The Electronic Library

ISSN: 0264-0473

Article publication date: 1 August 2004

Citation

(2004), "Project to optimise Web crawling", The Electronic Library, Vol. 22 No. 4. https://doi.org/10.1108/el.2004.26322dab.005

Publisher

:

Emerald Group Publishing Limited

Copyright © 2004, Emerald Group Publishing Limited


Project to optimise Web crawling

The Computer Science Department of Old Dominion University and the Research Library of the Los Alamos National Laboratory have announced the launch of the “mod_oai” project. The aim of the project is to create the mod_oai Apache software module that will expose content accessible from Apache Web servers via the Open Archives Initiative Protocol for Metadata Harvesting (OAI-PMH). The mod_oai project (www.modoai.org) is funded by the Andrew W. Mellon Foundation.

Apache is an open-source Web server that is used by 63 per cent – approximately 27 million – of the Web sites in the world. The OAI-PMH is a protocol to selectively harvest from data repositories. The protocol has had a considerable impact in the field of digital libraries but it has yet to be embraced by the general Web community. The mod_oai project hopes to achieve such broader acceptance by making the power and efficiency of the OAI-PMH available to Web servers and Web crawlers. For example, the planned OAI-PMH interface to Apache Web servers should allow responding to requests to collect all files added or changed since a specified date, or all files that are of a specified MIME-type.

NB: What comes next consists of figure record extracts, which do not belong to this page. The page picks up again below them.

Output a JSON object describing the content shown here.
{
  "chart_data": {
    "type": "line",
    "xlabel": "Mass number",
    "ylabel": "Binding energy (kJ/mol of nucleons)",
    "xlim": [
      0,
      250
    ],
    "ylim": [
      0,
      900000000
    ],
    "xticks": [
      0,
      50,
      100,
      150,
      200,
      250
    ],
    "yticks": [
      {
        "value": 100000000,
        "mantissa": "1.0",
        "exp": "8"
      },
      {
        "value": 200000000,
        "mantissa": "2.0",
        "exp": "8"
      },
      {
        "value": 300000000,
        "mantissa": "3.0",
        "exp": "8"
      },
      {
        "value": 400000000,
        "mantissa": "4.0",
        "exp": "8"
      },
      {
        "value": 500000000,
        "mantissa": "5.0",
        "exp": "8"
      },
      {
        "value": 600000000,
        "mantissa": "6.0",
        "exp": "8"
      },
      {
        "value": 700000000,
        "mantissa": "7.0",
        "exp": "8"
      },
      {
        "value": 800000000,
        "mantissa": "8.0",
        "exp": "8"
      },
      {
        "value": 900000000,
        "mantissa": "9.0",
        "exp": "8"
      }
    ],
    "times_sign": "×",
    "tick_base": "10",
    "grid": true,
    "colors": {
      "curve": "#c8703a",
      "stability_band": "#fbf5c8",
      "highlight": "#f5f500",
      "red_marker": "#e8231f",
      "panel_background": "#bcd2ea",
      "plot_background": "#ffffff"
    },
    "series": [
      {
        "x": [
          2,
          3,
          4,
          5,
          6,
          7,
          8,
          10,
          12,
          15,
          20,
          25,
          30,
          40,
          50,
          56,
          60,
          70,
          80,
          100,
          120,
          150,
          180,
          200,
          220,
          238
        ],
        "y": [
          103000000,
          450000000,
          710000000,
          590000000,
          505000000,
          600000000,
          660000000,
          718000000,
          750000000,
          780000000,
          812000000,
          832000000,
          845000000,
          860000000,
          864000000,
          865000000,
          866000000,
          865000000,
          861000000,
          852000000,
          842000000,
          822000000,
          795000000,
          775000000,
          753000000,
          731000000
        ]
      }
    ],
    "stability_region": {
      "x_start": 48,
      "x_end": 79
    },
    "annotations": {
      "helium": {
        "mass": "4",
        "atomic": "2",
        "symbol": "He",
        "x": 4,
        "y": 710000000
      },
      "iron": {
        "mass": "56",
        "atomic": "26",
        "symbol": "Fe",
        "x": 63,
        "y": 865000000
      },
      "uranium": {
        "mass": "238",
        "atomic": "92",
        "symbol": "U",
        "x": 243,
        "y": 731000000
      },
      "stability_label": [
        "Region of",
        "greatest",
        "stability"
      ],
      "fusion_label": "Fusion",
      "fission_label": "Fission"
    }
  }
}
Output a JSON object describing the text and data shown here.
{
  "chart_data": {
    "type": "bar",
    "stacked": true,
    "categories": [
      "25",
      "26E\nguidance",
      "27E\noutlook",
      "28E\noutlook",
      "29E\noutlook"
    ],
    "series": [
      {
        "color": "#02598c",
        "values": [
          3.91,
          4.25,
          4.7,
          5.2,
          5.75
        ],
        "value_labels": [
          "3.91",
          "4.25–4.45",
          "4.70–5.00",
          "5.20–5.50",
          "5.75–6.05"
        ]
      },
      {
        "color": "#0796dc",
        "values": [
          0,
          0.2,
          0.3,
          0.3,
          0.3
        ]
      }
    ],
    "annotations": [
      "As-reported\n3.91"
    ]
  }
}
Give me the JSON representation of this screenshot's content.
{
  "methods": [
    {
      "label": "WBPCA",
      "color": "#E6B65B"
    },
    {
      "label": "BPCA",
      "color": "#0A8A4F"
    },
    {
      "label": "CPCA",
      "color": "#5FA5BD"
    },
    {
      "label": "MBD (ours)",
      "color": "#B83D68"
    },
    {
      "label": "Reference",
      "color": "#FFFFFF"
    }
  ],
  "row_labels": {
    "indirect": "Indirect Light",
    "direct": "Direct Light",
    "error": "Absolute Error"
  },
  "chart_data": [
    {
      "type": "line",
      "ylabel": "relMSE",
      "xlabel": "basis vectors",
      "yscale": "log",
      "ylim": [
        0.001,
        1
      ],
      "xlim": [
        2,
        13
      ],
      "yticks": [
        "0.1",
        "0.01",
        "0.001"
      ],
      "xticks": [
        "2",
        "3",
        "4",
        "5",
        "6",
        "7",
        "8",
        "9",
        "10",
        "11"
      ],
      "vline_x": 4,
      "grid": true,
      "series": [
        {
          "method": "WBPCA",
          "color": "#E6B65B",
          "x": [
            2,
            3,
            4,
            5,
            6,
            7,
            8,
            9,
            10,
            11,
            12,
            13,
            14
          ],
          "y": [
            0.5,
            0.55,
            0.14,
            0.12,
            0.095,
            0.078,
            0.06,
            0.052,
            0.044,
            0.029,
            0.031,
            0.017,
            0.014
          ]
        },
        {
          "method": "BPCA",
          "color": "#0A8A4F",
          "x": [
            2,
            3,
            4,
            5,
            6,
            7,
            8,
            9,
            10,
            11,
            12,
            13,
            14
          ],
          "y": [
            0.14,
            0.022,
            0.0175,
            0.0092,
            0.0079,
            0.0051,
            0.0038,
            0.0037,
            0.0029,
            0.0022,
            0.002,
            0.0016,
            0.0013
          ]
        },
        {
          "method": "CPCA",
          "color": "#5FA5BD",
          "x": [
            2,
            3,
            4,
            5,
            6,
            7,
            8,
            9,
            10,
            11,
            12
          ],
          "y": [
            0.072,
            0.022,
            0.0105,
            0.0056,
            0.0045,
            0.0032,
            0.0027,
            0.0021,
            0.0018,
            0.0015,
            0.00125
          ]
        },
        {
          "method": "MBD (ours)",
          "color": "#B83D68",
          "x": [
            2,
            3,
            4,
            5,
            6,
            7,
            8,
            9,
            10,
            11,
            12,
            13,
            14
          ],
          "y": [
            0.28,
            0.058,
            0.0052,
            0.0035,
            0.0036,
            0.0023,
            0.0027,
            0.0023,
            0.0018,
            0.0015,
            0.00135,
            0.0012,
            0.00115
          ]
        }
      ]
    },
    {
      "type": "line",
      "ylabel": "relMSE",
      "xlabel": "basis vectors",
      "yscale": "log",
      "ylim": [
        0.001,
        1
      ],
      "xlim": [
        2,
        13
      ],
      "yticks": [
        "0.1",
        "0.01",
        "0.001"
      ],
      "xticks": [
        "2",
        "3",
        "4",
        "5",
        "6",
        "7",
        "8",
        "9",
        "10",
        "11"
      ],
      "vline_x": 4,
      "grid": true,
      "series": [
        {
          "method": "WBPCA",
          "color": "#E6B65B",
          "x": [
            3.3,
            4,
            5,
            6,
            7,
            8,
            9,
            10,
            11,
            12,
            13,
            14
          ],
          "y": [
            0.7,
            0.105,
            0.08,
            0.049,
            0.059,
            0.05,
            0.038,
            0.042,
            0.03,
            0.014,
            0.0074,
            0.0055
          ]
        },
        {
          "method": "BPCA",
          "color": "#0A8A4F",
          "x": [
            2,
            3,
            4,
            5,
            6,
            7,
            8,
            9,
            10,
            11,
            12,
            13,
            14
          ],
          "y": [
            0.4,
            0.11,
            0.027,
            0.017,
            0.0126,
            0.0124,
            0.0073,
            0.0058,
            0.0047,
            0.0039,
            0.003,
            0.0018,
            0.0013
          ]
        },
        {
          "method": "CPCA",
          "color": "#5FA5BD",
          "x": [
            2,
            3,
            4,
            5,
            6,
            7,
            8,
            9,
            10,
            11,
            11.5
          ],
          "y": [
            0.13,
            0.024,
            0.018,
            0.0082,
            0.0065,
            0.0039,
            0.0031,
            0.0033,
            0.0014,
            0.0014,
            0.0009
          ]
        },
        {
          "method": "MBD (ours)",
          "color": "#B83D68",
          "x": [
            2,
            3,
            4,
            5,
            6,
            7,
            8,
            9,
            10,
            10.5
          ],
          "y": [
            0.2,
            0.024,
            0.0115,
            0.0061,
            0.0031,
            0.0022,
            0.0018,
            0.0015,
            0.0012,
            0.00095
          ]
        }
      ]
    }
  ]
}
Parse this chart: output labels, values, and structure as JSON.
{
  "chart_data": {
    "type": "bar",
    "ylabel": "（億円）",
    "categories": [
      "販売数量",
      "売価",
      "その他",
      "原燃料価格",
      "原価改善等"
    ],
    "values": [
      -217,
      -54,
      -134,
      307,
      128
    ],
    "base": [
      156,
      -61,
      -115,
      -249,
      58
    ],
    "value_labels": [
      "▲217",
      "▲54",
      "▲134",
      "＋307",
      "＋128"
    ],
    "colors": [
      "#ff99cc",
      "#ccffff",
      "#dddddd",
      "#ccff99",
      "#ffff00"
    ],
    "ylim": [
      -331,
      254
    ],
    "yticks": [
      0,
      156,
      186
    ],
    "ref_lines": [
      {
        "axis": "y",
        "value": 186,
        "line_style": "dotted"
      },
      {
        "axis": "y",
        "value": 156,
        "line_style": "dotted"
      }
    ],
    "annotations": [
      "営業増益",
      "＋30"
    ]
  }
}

The Apache Web server defines an extensible module format that allows specific functionality to be incorporated directly into the Web server. The mod_oai project will build such an Apache module that is able to respond to OAI-PMH requests pertaining to files made accessible by the Apache server. The mod_oai module will be developed under the GNU Public License (GPL) and distributed through sourceforge.net upon completion.